With all the glamour of this globetrotting comes the weight of constantly being in flux – the cycle of alienation that comes with having an international career, or a partner with one. No matter what disguise it might be wearing, moving to a new place means we need to become part of it, contribute to it, show that we can adapt to it, and integrate into its ways and its rhythms. And every time we do this, we adapt a little differently than we did before. I might be better at making friends quickly, or be more prepared to make food from vegetables I’ve never seen before, but I’ve also toughened my skin, and set my jaw, ready for the rollercoaster to peak, and the drop to begin. Four months after our arrival in Dublin, I stare at the rollercoaster of the U-shaped curve and search for where I could be. I suspect I may have wandered off into a different part of the funfair entirely, and am spinning, my feet not touching the floor.

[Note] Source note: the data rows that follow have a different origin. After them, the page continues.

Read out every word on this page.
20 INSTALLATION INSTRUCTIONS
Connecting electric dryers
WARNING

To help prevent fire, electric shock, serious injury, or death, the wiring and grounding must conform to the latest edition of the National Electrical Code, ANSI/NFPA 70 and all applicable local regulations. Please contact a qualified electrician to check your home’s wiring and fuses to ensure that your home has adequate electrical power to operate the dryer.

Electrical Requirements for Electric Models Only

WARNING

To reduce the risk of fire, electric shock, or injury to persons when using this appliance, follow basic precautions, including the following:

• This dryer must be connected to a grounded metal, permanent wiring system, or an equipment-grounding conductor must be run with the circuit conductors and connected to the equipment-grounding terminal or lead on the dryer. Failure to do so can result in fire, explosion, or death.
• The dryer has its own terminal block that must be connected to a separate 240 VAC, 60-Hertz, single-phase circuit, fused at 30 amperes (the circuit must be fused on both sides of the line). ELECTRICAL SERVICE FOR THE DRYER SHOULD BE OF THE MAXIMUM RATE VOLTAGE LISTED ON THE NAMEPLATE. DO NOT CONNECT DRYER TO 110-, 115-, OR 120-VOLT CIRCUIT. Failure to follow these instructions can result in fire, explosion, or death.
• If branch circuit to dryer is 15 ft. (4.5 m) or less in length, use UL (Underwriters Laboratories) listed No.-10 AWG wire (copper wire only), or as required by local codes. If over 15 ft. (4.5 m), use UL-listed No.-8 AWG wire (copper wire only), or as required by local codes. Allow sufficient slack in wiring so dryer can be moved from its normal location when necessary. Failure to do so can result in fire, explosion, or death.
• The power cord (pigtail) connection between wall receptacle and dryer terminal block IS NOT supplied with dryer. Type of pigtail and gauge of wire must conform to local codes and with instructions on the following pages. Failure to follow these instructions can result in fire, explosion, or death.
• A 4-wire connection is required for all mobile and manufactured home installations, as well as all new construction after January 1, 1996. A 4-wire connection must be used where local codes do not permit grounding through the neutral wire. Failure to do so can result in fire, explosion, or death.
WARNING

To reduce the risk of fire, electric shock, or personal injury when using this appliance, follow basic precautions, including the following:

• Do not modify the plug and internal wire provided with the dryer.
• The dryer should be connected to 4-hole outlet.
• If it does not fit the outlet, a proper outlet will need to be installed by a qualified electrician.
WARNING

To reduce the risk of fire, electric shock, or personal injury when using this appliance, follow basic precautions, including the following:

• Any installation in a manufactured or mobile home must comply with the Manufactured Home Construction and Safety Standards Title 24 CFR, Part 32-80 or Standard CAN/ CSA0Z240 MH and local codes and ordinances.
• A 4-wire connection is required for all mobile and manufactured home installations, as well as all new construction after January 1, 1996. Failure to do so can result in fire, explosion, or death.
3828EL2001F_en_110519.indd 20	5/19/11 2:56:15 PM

And while I spin, the home that we left behind two years ago recedes further into the distance. The friendships wear thinner, undernourished on a diet of skype and starved of daily silliness and normalcy; the places change, as old trees are bulldozed and new highways built. But I realise that the life I am memorialising no longer exists for anyone – friends and family have changed jobs, moved house, changed city, travelled, had kids. We are all travelling, all adjusting, all leaving something profound and precious and fragile behind. With every day, the wind shifts and blows us all onto a different course, and the people, the places that we long for and remember cease to exist. Every one of us is leaving something behind, and we can’t go back: I might not feel like this is repatriation, but really, there is no such thing.